Mas o que mais me impressionou foi a forma como
a cidade é constantemente repensada e como os espaços são transformados e reinseridos na dinâmica social.
Um dos exemplos mais impressionantes é a Boros Collection, a fantástica coleção de arte contemporânea do bilionário Christian Boros, abrigada num bunker idealizado pelo arquiteto queridinho de Hitler, Albert Sperr, e construído em 1942 com trabalho forçado.

O bunker, com paredes de quase dois metros de largura, tem uma longa história. Localizado na parte oriental da cidade, ele foi usado pelo Exército Vermelho, depois da guerra, como presídio. Foi ainda transformado em armazém de tecidos e frutas (daí vem o nome banana bunker) e local de baladas techno e festas sadomasoquistas na década de 90. Foi ainda, nesta década, palco de teatro de vanguarda e sede de uma gigante feira de produtos eróticos.
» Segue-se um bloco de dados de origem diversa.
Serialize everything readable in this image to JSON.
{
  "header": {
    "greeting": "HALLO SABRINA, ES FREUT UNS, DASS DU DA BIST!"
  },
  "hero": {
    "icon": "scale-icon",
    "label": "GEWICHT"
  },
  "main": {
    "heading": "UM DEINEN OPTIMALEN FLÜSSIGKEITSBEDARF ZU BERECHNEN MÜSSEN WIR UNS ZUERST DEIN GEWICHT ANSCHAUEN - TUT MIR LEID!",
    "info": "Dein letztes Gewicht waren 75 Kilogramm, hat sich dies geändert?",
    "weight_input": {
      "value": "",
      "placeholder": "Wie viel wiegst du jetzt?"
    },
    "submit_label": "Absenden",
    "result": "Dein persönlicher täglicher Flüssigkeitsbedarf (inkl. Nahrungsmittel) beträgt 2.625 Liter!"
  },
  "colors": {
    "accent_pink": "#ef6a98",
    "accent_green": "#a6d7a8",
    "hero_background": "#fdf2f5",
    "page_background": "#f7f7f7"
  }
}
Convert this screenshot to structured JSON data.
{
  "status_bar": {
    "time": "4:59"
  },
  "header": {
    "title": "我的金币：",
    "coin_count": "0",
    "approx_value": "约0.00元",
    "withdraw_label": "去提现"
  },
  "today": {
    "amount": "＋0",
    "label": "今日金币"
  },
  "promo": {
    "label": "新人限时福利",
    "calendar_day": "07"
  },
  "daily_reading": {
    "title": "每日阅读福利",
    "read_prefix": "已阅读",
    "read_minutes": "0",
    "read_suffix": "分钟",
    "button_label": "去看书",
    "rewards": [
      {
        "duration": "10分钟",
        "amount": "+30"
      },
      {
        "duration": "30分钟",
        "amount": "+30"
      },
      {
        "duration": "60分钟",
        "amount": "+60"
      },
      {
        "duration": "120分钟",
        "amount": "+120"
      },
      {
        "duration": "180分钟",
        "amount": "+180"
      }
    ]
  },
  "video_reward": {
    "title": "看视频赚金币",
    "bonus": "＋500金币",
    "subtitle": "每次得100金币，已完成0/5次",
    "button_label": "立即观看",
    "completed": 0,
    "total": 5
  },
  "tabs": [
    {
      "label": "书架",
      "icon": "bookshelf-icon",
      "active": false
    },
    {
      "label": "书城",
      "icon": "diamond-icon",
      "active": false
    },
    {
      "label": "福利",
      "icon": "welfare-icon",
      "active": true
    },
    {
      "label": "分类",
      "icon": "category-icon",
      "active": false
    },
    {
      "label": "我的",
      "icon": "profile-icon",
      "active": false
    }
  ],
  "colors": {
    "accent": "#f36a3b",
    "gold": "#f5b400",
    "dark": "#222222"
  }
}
As autoridades fecharam o bunker em 96, depois de terem proibido – mas não evitado – uma festa de arromba de Ano-Novo com o tema “The Last Days of Saigon”.

Sob a batuta de Christian Boros, os arquitetos Jens Casper, Petra Petersson e Andrew Strickland, da empresa Realarchitektur, transformaram o bunker no espaço que hoje abriga a segunda mostra de parte da coleção de Boros (a primeira foi de 2008 a 2012 e foi visitada por 120 mil pessoas), com obras de artistas da ultravanguarda como Klara Lidén, Ai Weiwei, Cosima von Bonin, Marieta Chirulescu e Olafur Eliasson.

A visita pelos cinco andares do bunker é feita em grupos de 12 pessoas, e acompanhada por um dos jovens formados em história da arte que integram o staff de Boros. A coleção é mesmo de tirar o fôlego. Muitos artistas usam aromas (pipoca, borracha queimada) e sons (de máquinas, relógios) em seus trabalhos, que se misturam, proporcionando ao visitante uma experiência sensorial de grande impacto.

Com sensibilidade, Boros e os arquitetos decidiram manter parte dos grafites, pichações, pinturas e elementos que mostram o passado eclético da edificação, exemplo vivo de uma Alemanha em constante processo de mudança.

Se você olhar para cima, quando está no quinto andar, vai vislumbrar a penthouse de Boros, que vive ali com a mulher, Karen. Eu cheguei a ver uns vasinhos no que supus ser a área de serviço da penthouse, e umas galochas. Isso me deu uma sensação de estar na casa de alguém, e não dentro de uma exposição. Comentei isso com o guia, e ele me disse que era exatamente esta a ideia de Boros: receber pessoas em sua casa, e mostrar a sua coleção particular. Por essa razão ele não identifica as obras expostas. “Ninguém identifica um quadro na sua própria casa.”

The Boros Collection não é um museu, não é um centro cultural ou uma galeria de arte no sentido clássico desses termos. Mas é, sem sombra de dúvida, o paradigma de um novo conceito de museu, centro cultural e galeria de arte, e sobretudo de uma Berlim que se reinventa o tempo todo, que repensa o espaço urbano, que transforma o caos, a miséria e a loucura do passado em algo novo, pulsante, com grande significado social para a vida da sua comunidade.